Secuenciamiento y construcción de novo, de un anticuerpo único para el reconocimiento en células de conformaciones alternativas del citocromo c
Resumen
En este trabajo se generó una herramienta clave para el estudio del citocromo c (cyt c), cuya función más reconocida es la transferencia de electrones desde la ubiquinona a la citocromo c oxidasa en la cadena de transporte de electrones mitocondrial. El cyt c se encuentra localizado en el espacio intermembrana mitocondrial, pero puede migrar al citosol celular en donde activa a el apoptosoma induciendo la muerte celular programada por apoptosis. En los últimos años se ha localizado al cyt c en en el núcleo celular y a nivel extracelular. Las funciones en estas nuevas localizaciones, así como la conformación del cyt c (nativa o alternativa), son aún desconocidas.
El cyt c puede sufrir cambios conformacionales reversibles o irreversibles en condiciones fisiológicas como la fosforilación, acetilación, nitración y sulfoxidación. Muchas de estas modificaciones llevan a que el cyt c adopte una conformación alternativa que involucra la pérdida de coordinación del enlace Fe-SMet80 y la ganancia de actividad peroxidasa. La detección de estas conformaciones alternativas a nivel celular y en tejidos es desafiante.
En 1999 el grupo del Dr. Jemmerson en la Universidad de Minnesota obtuvo un anticuerpo (mAb 1D3) que reconocía cyt c de conformación alcalina, pero no en conformación nativa. En el mismo trabajo, identificaron un aumento en la señal utilizando el anticuerpo en células apoptóticas. En un trabajo del grupo publicado en PNAs en el año 2010, se identificó la presencia de cyt c no nativo en la periferia nuclear en células HeLa tratadas con concentraciones subletales de peroxinitrito. La identificación fue mediante el uso del mAb 1D3, como anticuerpo primario mediante ensayos de inmunofluorescencia.

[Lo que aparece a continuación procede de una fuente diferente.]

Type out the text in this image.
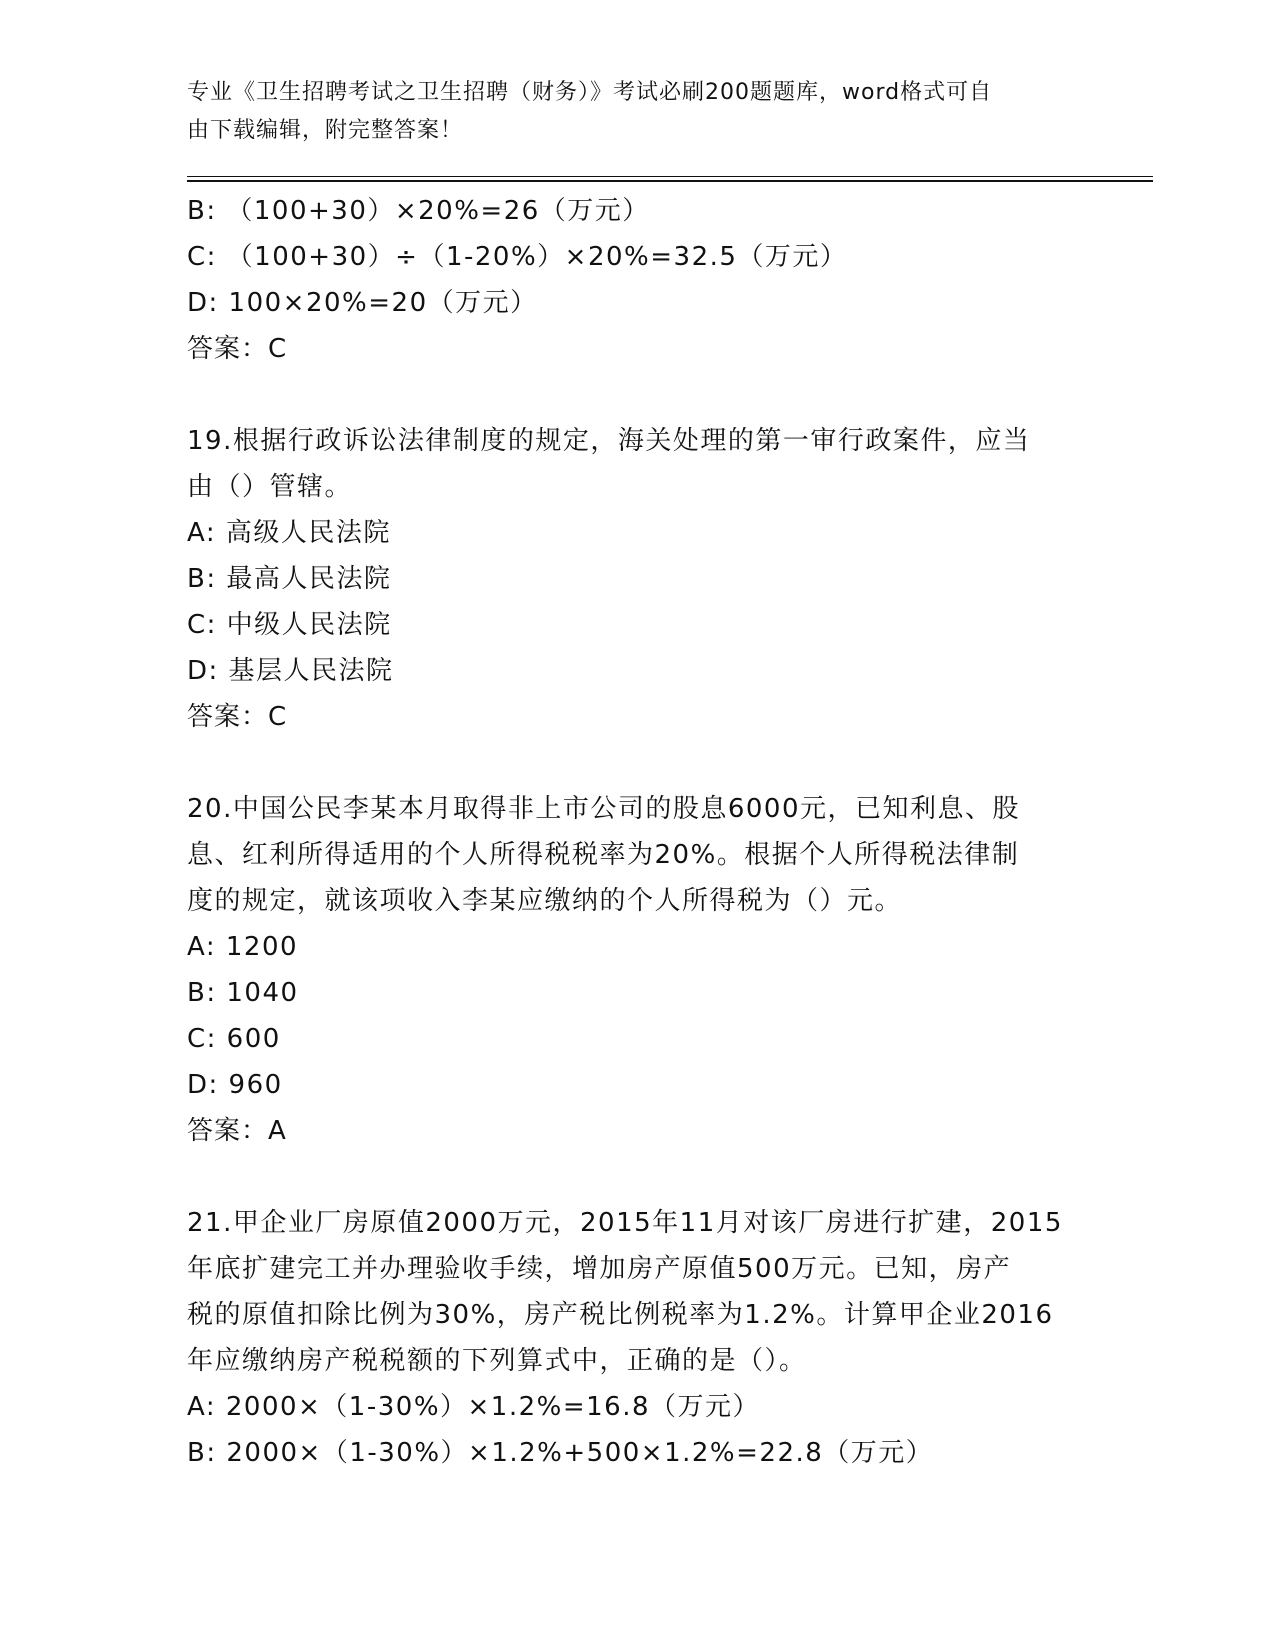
专业《卫生招聘考试之卫生招聘（财务）》考试必刷200题题库，word格式可自
由下载编辑，附完整答案！
B: （100+30）×20%=26（万元）
C: （100+30）÷（1-20%）×20%=32.5（万元）
D: 100×20%=20（万元）
答案：C
19.根据行政诉讼法律制度的规定，海关处理的第一审行政案件，应当
由（）管辖。
A: 高级人民法院
B: 最高人民法院
C: 中级人民法院
D: 基层人民法院
答案：C
20.中国公民李某本月取得非上市公司的股息6000元，已知利息、股
息、红利所得适用的个人所得税税率为20%。根据个人所得税法律制
度的规定，就该项收入李某应缴纳的个人所得税为（）元。
A: 1200
B: 1040
C: 600
D: 960
答案：A
21.甲企业厂房原值2000万元，2015年11月对该厂房进行扩建，2015
年底扩建完工并办理验收手续，增加房产原值500万元。已知，房产
税的原值扣除比例为30%，房产税比例税率为1.2%。计算甲企业2016
年应缴纳房产税税额的下列算式中，正确的是（）。
A: 2000×（1-30%）×1.2%=16.8（万元）
B: 2000×（1-30%）×1.2%+500×1.2%=22.8（万元）
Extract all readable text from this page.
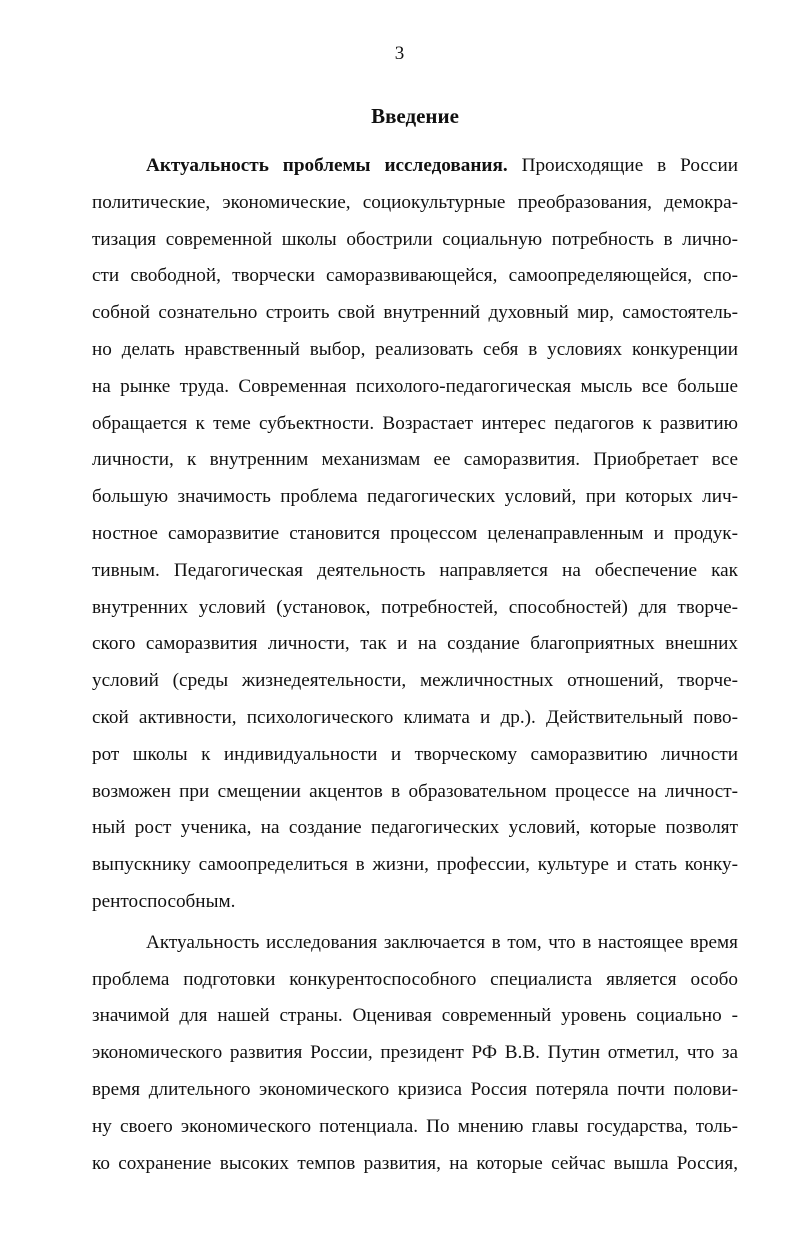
3
Введение
Актуальность проблемы исследования. Происходящие в России
политические, экономические, социокультурные преобразования, демокра-
тизация современной школы обострили социальную потребность в лично-
сти свободной, творчески саморазвивающейся, самоопределяющейся, спо-
собной сознательно строить свой внутренний духовный мир, самостоятель-
но делать нравственный выбор, реализовать себя в условиях конкуренции
на рынке труда. Современная психолого-педагогическая мысль все больше
обращается к теме субъектности. Возрастает интерес педагогов к развитию
личности, к внутренним механизмам ее саморазвития. Приобретает все
большую значимость проблема педагогических условий, при которых лич-
ностное саморазвитие становится процессом целенаправленным и продук-
тивным. Педагогическая деятельность направляется на обеспечение как
внутренних условий (установок, потребностей, способностей) для творче-
ского саморазвития личности, так и на создание благоприятных внешних
условий (среды жизнедеятельности, межличностных отношений, творче-
ской активности, психологического климата и др.). Действительный пово-
рот школы к индивидуальности и творческому саморазвитию личности
возможен при смещении акцентов в образовательном процессе на личност-
ный рост ученика, на создание педагогических условий, которые позволят
выпускнику самоопределиться в жизни, профессии, культуре и стать конку-
рентоспособным.
Актуальность исследования заключается в том, что в настоящее время
проблема подготовки конкурентоспособного специалиста является особо
значимой для нашей страны. Оценивая современный уровень социально -
экономического развития России, президент РФ В.В. Путин отметил, что за
время длительного экономического кризиса Россия потеряла почти полови-
ну своего экономического потенциала. По мнению главы государства, толь-
ко сохранение высоких темпов развития, на которые сейчас вышла Россия,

El hibridoma que generaba el mAb 1D3 se perdió debido a problemas en la refrigeración, y como grupo decidimos no volver a publicar hasta que estuviera nuevamente disponible mAb 1D3 para toda la comunidad científica. Por este motivo, nos propusimos resucitarlo en forma recombinante. Para ello, primero obtuvimos las secuencias de aminoácidos de las cadenas pesada y liviana mediante mapeo de péptidos por espectrometría de masas y posterior análisis bioinformático. Los plásmidos conteniendo las secuencias de las cadenas livianas y pesadas se transfectaron a células eucariotas para su producción. El anticuerpo recombinante obtenido (R1D3) se comporta de manera similar al mAb original en los ensayos de unión a antígeno. Tanto el R1D3 como el mAb 1D3 reconocen a varias especies de cyt c modificadas oxidativamente (ej: nitradas en Tyr74 u oxidadas en Met80). Los ensayos de competencia con péptidos junto con los estudios de dinámica molecular respaldan que el R1D3 se une a un neoepítope dentro del bucle 40-57. Mediante estudios de inmunofluorescencia e inmunoafinidad utilizando al R1D3, se logró identificar conformaciones alternativas de cyt c en células que fueron tratadas con diferentes oxidantes, así como también, en células senescentes. Realizamos ensayos de pinocitosis celular utilizando cyt c sulfoxidado y confirmamos que esta forma modificada oxidativamente se transloca al núcleo sin activar al apoptosoma. Estudios futuros serán diseñados para evaluar el rol de estos cyt c de conformación alternativa como posibles señalizadores redox a nivel nuclear. Los resultados obtenidos en el presente trabajo abren nuevas interrogantes con respecto a la presencia y posibles funciones biológicas de las conformaciones alternativas del cyt c en células y tejidos.
Este trabajo es un punto de inflexión en la historia de una proteína y la finalización de una construcción colectiva liderada por el Dr. Rafael Radi. El proyecto tuvo financiación del Fondo Clemente Estable (ANII) y de PEDECIBA. La autora principal contó con una beca para docentes, de la Comisión Académica de Posgrado; y varios de los investigadores involucrados cuentan con Dedicación Total de la Universidad de la República. Es en esta órbita que la ciencia avanza, estudiantes de posgrado que pueden dedicarse a los proyectos en los que participan, investigadores consolidados, y proyectos con financiación sostenida en el tiempo. La Red CEINBIO fue clave en el trabajo, ya que permitió el intercambio diario entre pares tanto a nivel nacional como internacional.